Opinion
Decided December, 1895.
The fraudulent grantee of a homestead cannot maintain trespass, qu. cl., against a creditor of the grantor who has subsequently taken a part of it on execution.
TRESPASS, quare clausum. Trial by jury and verdict for the defendants. September 5, 1894, Joseph Pike conveyed his homestead premises to the defendant Sawyer, by a warranty deed in which his wife did not join. The conveyance was fraudulent and void as against the plaintiffs. The premises were in two parcels, one containing about four acres having a dwelling house, barn, and other buildings upon it, situate on one side of a highway, and the other containing about twenty acres of pasturage and tillage Land situate on the other side of the highway. Pike's family resided upon the premises, and consisted of himself, wife, and a female servant.
June 6, 1895, the plaintiffs levied an execution, issued upon a judgment recovered by them against Pike, upon the twenty-acre parcel, the same being set off at $86.21. The four-acre parcel, with the buildings upon it, was then of the value of $385. The officer who made the levy was not requested by Pike or his wife to set off a homestead for them, and did not set off one, nor make the levy subject to their homestead right. No allusion to the homestead right was made in the return of the levy.

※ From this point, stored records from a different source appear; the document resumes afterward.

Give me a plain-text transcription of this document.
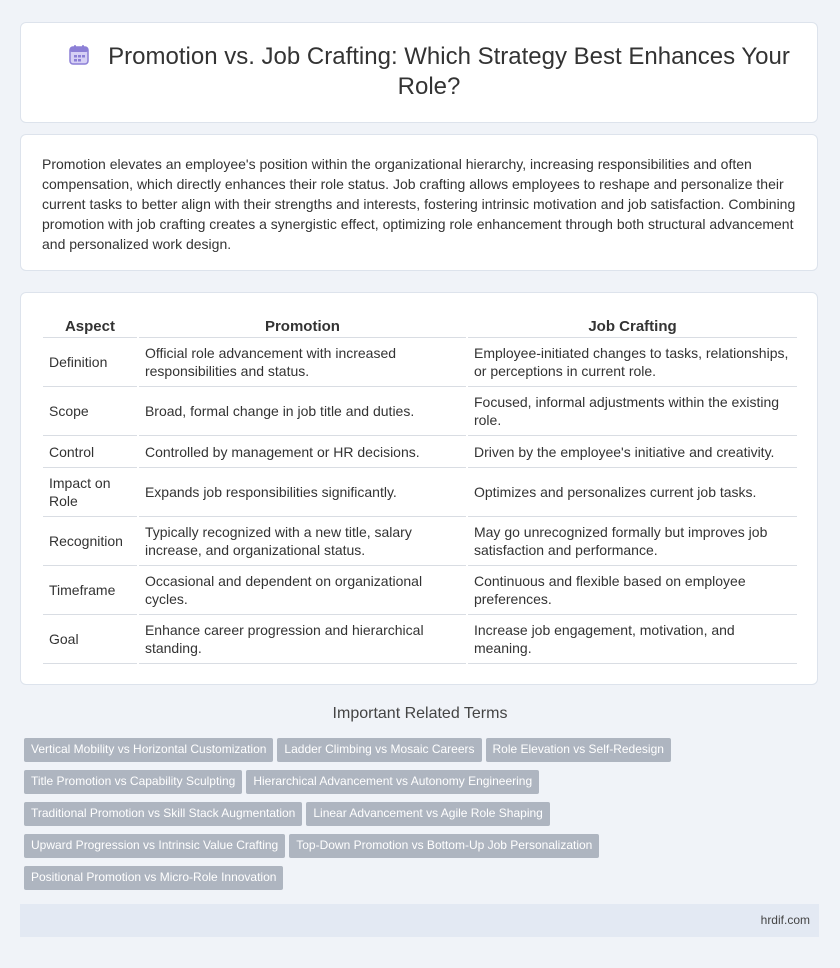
Promotion vs. Job Crafting: Which Strategy Best Enhances Your Role?
Promotion elevates an employee's position within the organizational hierarchy, increasing responsibilities and often compensation, which directly enhances their role status. Job crafting allows employees to reshape and personalize their current tasks to better align with their strengths and interests, fostering intrinsic motivation and job satisfaction. Combining promotion with job crafting creates a synergistic effect, optimizing role enhancement through both structural advancement and personalized work design.
Aspect	Promotion	Job Crafting
Definition	Official role advancement with increased responsibilities and status.	Employee-initiated changes to tasks, relationships, or perceptions in current role.
Scope	Broad, formal change in job title and duties.	Focused, informal adjustments within the existing role.
Control	Controlled by management or HR decisions.	Driven by the employee's initiative and creativity.
Impact on Role	Expands job responsibilities significantly.	Optimizes and personalizes current job tasks.
Recognition	Typically recognized with a new title, salary increase, and organizational status.	May go unrecognized formally but improves job satisfaction and performance.
Timeframe	Occasional and dependent on organizational cycles.	Continuous and flexible based on employee preferences.
Goal	Enhance career progression and hierarchical standing.	Increase job engagement, motivation, and meaning.
Important Related Terms
Vertical Mobility vs Horizontal Customization Ladder Climbing vs Mosaic Careers Role Elevation vs Self-RedesignTitle Promotion vs Capability Sculpting Hierarchical Advancement vs Autonomy EngineeringTraditional Promotion vs Skill Stack Augmentation Linear Advancement vs Agile Role ShapingUpward Progression vs Intrinsic Value Crafting Top-Down Promotion vs Bottom-Up Job PersonalizationPositional Promotion vs Micro-Role Innovation
hrdif.com
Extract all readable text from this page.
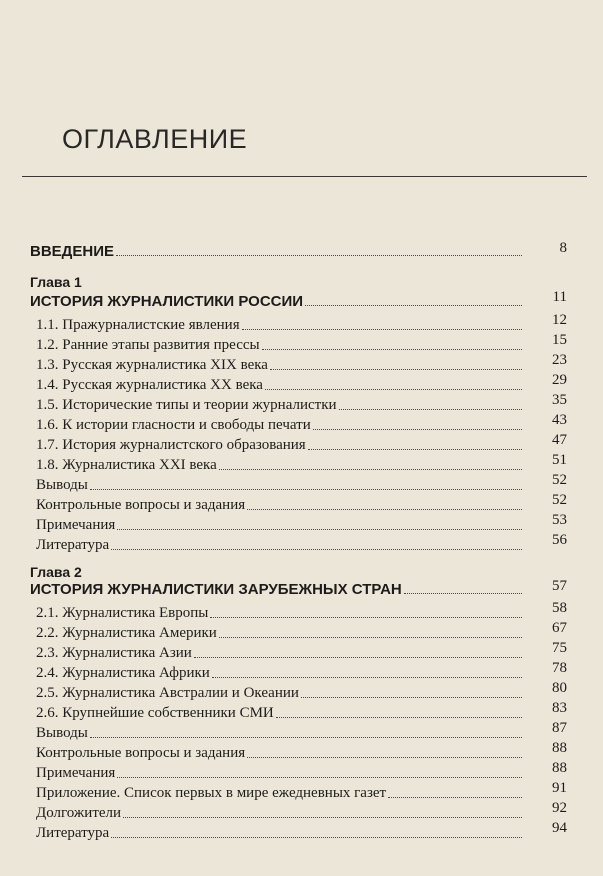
ОГЛАВЛЕНИЕ
ВВЕДЕНИЕ	8
Глава 1
ИСТОРИЯ ЖУРНАЛИСТИКИ РОССИИ	11
1.1. Пражурналистские явления	12
1.2. Ранние этапы развития прессы	15
1.3. Русская журналистика XIX века	23
1.4. Русская журналистика XX века	29
1.5. Исторические типы и теории журналистки	35
1.6. К истории гласности и свободы печати	43
1.7. История журналистского образования	47
1.8. Журналистика XXI века	51
Выводы	52
Контрольные вопросы и задания	52
Примечания	53
Литература	56
Глава 2
ИСТОРИЯ ЖУРНАЛИСТИКИ ЗАРУБЕЖНЫХ СТРАН	57
2.1. Журналистика Европы	58
2.2. Журналистика Америки	67
2.3. Журналистика Азии	75
2.4. Журналистика Африки	78
2.5. Журналистика Австралии и Океании	80
2.6. Крупнейшие собственники СМИ	83
Выводы	87
Контрольные вопросы и задания	88
Примечания	88
Приложение. Список первых в мире ежедневных газет	91
Долгожители	92
Литература	94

If the levy was valid, the verdict should be set aside and judgment should be rendered in favor of the plaintiffs for damages in the sum of $15 and interest from October 22, 1895; otherwise, there should be judgment on the verdict.
Worcester, Gafney Snow and James A. Edgerly, for the plaintiffs.
Fred B. Osgood and Arthur L. Foote, for the defendants.
Limited to its facts, the case presents but the single inquiry whether the fraudulent grantee of a homestead can maintain trespass quare clausum, against a creditor of the grantor who has subsequently taken a part of it on execution. This inquiry is decisively answered by Currier v. Sutherland, 54 N.H. 475 (approved more or less directly in Tilton v. Sanborn, 59 N.H. 290, 291, and Provencher v. Brooks, 64 N.H. 479, 481), in which it was held that a conveyance of property which exempt from attachment or levy may be fraudulent and void as to creditors; that the right of homestead, being personal to the parties in whom it exists, is not assignable, and cannot be set defence by a fraudulent grantee; and that such grantee, cannot recover possession against a creditor of the grantor who has taken the homestead on execution.
While the decision in Currier v. Sutherland is doubtless not in accord with the majority of decisions in other jurisdictions (Thomp. H. Ex., ss. 408-413; Bump Fr. Conv. (2d ed.) 242), it is nevertheless supported by a strong minority of them, as well as by its own "forcible reasoning" (Thomp. H. Ex., s. 417), against which, in our opinion, no satisfactory objection has as yet been urged.
Verdict set aside; judgment for the plaintiffs for $15 and interest.
CHASE, J., did not sit: the others concurred.